URN = (CapUrnBuilder()
       .marker("tag-sentiment")
       .in_spec("media:text;sentiment-input;textable")
       .out_spec("media:sentiment-tag;textable")
       .build())

def main():
    runtime = CartridgeRuntime.with_manifest(
        CapManifest(
            name="sentiment-tagger",
            version="0.1.0",
            channel="nightly",
            registry_url=None,
            description="Tag text as positive / neutral / negative.",
            cap_groups=[default_group([
                Cap(urn=CapUrn.from_string(CAP_IDENTITY), title="Identity", command="identity"),
                Cap(urn=URN, title="Tag sentiment", command="tag-sentiment"),
            ])],
        )
    )
    runtime.register_op_type(URN.to_string(), TagSentimentOp)
    runtime.run()

if __name__ == "__main__":
    main()

Fifty lines, and we cut some boilerplate to keep it readable.
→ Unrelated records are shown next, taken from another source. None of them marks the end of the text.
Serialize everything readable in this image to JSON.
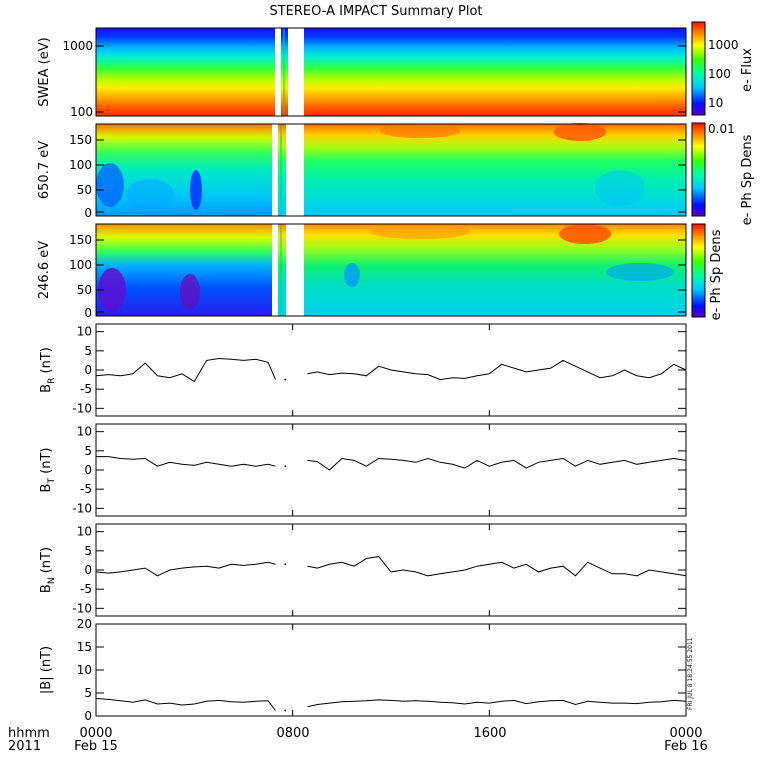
{
  "title": "STEREO-A IMPACT Summary Plot",
  "stamp": "FRI JUL 8 18:24:55 2011",
  "colors": {
    "line": "#000000",
    "gap_fill": "#ffffff"
  },
  "chart_data": [
    {
      "type": "heatmap",
      "panel": "swea",
      "ylabel": "SWEA (eV)",
      "yscale": "log",
      "ylim": [
        100,
        2000
      ],
      "yticks": [
        "100",
        "1000"
      ],
      "colorbar_label": "e- Flux",
      "colorbar_ticks": [
        "10",
        "100",
        "1000"
      ],
      "colorbar_scale": "log",
      "colorbar_range": [
        3,
        3000
      ],
      "gaps_hours": [
        [
          7.3,
          7.55
        ],
        [
          8.0,
          8.45
        ]
      ],
      "description_values": {
        "energy_low_flux": 3000,
        "energy_high_flux": 5
      }
    },
    {
      "type": "heatmap",
      "panel": "pad_650",
      "ylabel": "650.7 eV",
      "ylim": [
        0,
        180
      ],
      "yticks": [
        "0",
        "50",
        "100",
        "150"
      ],
      "colorbar_label": "e- Ph Sp Dens",
      "colorbar_ticks": [
        "0.01"
      ],
      "gaps_hours": [
        [
          7.3,
          7.55
        ],
        [
          7.75,
          8.45
        ]
      ]
    },
    {
      "type": "heatmap",
      "panel": "pad_246",
      "ylabel": "246.6 eV",
      "ylim": [
        0,
        180
      ],
      "yticks": [
        "0",
        "50",
        "100",
        "150"
      ],
      "colorbar_label": "e- Ph Sp Dens",
      "colorbar_ticks": [],
      "gaps_hours": [
        [
          7.3,
          7.55
        ],
        [
          7.75,
          8.45
        ]
      ]
    },
    {
      "type": "line",
      "panel": "br",
      "ylabel": "B",
      "ylabel_sub": "R",
      "ylabel_unit": "(nT)",
      "ylim": [
        -12,
        12
      ],
      "yticks": [
        "-10",
        "-5",
        "0",
        "5",
        "10"
      ],
      "x": [
        0,
        0.5,
        1,
        1.5,
        2,
        2.5,
        3,
        3.5,
        4,
        4.5,
        5,
        5.5,
        6,
        6.5,
        7,
        7.3,
        7.6,
        8.6,
        9,
        9.5,
        10,
        10.5,
        11,
        11.5,
        12,
        12.5,
        13,
        13.5,
        14,
        14.5,
        15,
        15.5,
        16,
        16.5,
        17,
        17.5,
        18,
        18.5,
        19,
        19.5,
        20,
        20.5,
        21,
        21.5,
        22,
        22.5,
        23,
        23.5,
        24
      ],
      "y": [
        -1.5,
        -1.2,
        -1.5,
        -1,
        1.8,
        -1.5,
        -2,
        -1,
        -3,
        2.5,
        3,
        2.8,
        2.5,
        2.8,
        2,
        -2.5,
        null,
        -1,
        -0.5,
        -1.2,
        -0.8,
        -1,
        -1.5,
        1,
        0,
        -0.5,
        -1,
        -1.2,
        -2.5,
        -2,
        -2.2,
        -1.5,
        -1,
        1.5,
        0.5,
        -0.5,
        0,
        0.5,
        2.5,
        1,
        -0.5,
        -2,
        -1.5,
        0,
        -1.5,
        -2,
        -1,
        1.5,
        0
      ]
    },
    {
      "type": "line",
      "panel": "bt",
      "ylabel": "B",
      "ylabel_sub": "T",
      "ylabel_unit": "(nT)",
      "ylim": [
        -12,
        12
      ],
      "yticks": [
        "-10",
        "-5",
        "0",
        "5",
        "10"
      ],
      "x": [
        0,
        0.5,
        1,
        1.5,
        2,
        2.5,
        3,
        3.5,
        4,
        4.5,
        5,
        5.5,
        6,
        6.5,
        7,
        7.3,
        7.6,
        8.6,
        9,
        9.5,
        10,
        10.5,
        11,
        11.5,
        12,
        12.5,
        13,
        13.5,
        14,
        14.5,
        15,
        15.5,
        16,
        16.5,
        17,
        17.5,
        18,
        18.5,
        19,
        19.5,
        20,
        20.5,
        21,
        21.5,
        22,
        22.5,
        23,
        23.5,
        24
      ],
      "y": [
        3.5,
        3.5,
        3,
        2.8,
        3,
        1,
        2,
        1.5,
        1.2,
        2,
        1.5,
        1,
        1.5,
        1,
        1.5,
        1,
        null,
        2.5,
        2.2,
        0,
        3,
        2.5,
        1,
        3,
        2.8,
        2.5,
        2,
        3,
        2,
        1.5,
        0.5,
        2.5,
        1,
        2,
        2.5,
        0.5,
        2,
        2.5,
        3,
        1,
        2.5,
        1.5,
        2,
        2.5,
        1.5,
        2,
        2.5,
        3,
        2.5
      ]
    },
    {
      "type": "line",
      "panel": "bn",
      "ylabel": "B",
      "ylabel_sub": "N",
      "ylabel_unit": "(nT)",
      "ylim": [
        -12,
        12
      ],
      "yticks": [
        "-10",
        "-5",
        "0",
        "5",
        "10"
      ],
      "x": [
        0,
        0.5,
        1,
        1.5,
        2,
        2.5,
        3,
        3.5,
        4,
        4.5,
        5,
        5.5,
        6,
        6.5,
        7,
        7.3,
        7.6,
        8.6,
        9,
        9.5,
        10,
        10.5,
        11,
        11.5,
        12,
        12.5,
        13,
        13.5,
        14,
        14.5,
        15,
        15.5,
        16,
        16.5,
        17,
        17.5,
        18,
        18.5,
        19,
        19.5,
        20,
        20.5,
        21,
        21.5,
        22,
        22.5,
        23,
        23.5,
        24
      ],
      "y": [
        -0.5,
        -0.8,
        -0.5,
        0,
        0.5,
        -1.5,
        0,
        0.5,
        0.8,
        1,
        0.5,
        1.5,
        1.2,
        1.5,
        2,
        1.5,
        null,
        1,
        0.5,
        1.5,
        2,
        1,
        3,
        3.5,
        -0.5,
        0,
        -0.5,
        -1.5,
        -1,
        -0.5,
        0,
        1,
        1.5,
        2,
        0.5,
        1.5,
        -0.5,
        0.5,
        1,
        -1.5,
        2,
        0.5,
        -1,
        -1,
        -1.5,
        0,
        -0.5,
        -1,
        -1.5
      ]
    },
    {
      "type": "line",
      "panel": "bmag",
      "ylabel": "|B|",
      "ylabel_unit": "(nT)",
      "ylim": [
        0,
        20
      ],
      "yticks": [
        "0",
        "5",
        "10",
        "15",
        "20"
      ],
      "x": [
        0,
        0.5,
        1,
        1.5,
        2,
        2.5,
        3,
        3.5,
        4,
        4.5,
        5,
        5.5,
        6,
        6.5,
        7,
        7.3,
        7.6,
        8.6,
        9,
        9.5,
        10,
        10.5,
        11,
        11.5,
        12,
        12.5,
        13,
        13.5,
        14,
        14.5,
        15,
        15.5,
        16,
        16.5,
        17,
        17.5,
        18,
        18.5,
        19,
        19.5,
        20,
        20.5,
        21,
        21.5,
        22,
        22.5,
        23,
        23.5,
        24
      ],
      "y": [
        3.8,
        3.6,
        3.3,
        3.0,
        3.5,
        2.6,
        2.8,
        2.4,
        2.6,
        3.2,
        3.4,
        3.1,
        3.0,
        3.2,
        3.3,
        1.2,
        null,
        2.0,
        2.5,
        2.8,
        3.1,
        3.2,
        3.3,
        3.5,
        3.4,
        3.2,
        3.3,
        3.2,
        3.0,
        2.9,
        2.6,
        3.0,
        2.8,
        3.2,
        3.4,
        2.7,
        3.1,
        3.3,
        3.4,
        2.5,
        3.2,
        3.0,
        2.8,
        2.8,
        2.7,
        3.0,
        3.1,
        3.4,
        3.2
      ]
    }
  ],
  "x_axis": {
    "row_label": "hhmm",
    "year_label": "2011",
    "ticks": [
      "0000",
      "0800",
      "1600",
      "0000"
    ],
    "tick_hours": [
      0,
      8,
      16,
      24
    ],
    "date_labels": [
      "Feb 15",
      "Feb 16"
    ]
  }
}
The full version is in the Getting Started tutorial, with the frame-collection helper and the install record spelled out.

What the host does for you

You write perform(dry, wet) and emit results. The runtime carries everything else.

Spawning. The host process-spawns your cartridge when a request needs it, and tears it down when memory pressure climbs.

Sandboxing. Your cartridge runs in an XPC service with no default network access and no access to user files outside what’s handed in for the current request.

Frame routing. Bifaci frames flow in. Frames flow out. The runtime multiplexes streams, indexes chunks, validates checksums, and translates frame types into Python objects you actually want to work with.

Peer invocation. If your cartridge needs to call another cartridge, the runtime gives you a typed handle. You don’t deal with subprocesses or sockets directly.

Progress streaming. You emit progress events; the host translates them into UI updates for the running task. The user sees what your cartridge is doing in real time.

Health. Heartbeats keep stuck cartridges from hiding behind a spinner. A missed heartbeat tears the cartridge down and surfaces the failure on the task.

Where it lives

Cartridges live in /Library/Application Support/MachineFabric/Cartridges/{slug}/{channel}/{name}/{version}/.

The path is filesystem-level and intentional. You can ls it. You can rm -rf a cartridge that’s gone wrong. You don’t need a special tool to inspect what’s installed. The cartridge.json install record next to the binary is the same JSON your cartridge declared in its manifest — readable, diffable, scriptable.

For development, you place the cartridge directly in the install root and the host picks it up. For distribution, you sign it with a Developer ID, notarise it with Apple, package it as a .pkg, and propose it on cartridge-shelf. Every accepted cartridge ends up in the canonical manifest at cartridges.machinefabric.com, shipping with every install.

Build one this weekend

The shortest path from “I have a Python script that does X” to “X is a verb on the Transmute menu” is the Getting Started tutorial. It walks through the build above, end to end, including the install layout and the smoke tests.

If you’ve ever written a script that takes a file and produces a result, you have a cartridge. The protocol exists so you don’t have to invent the contract yourself.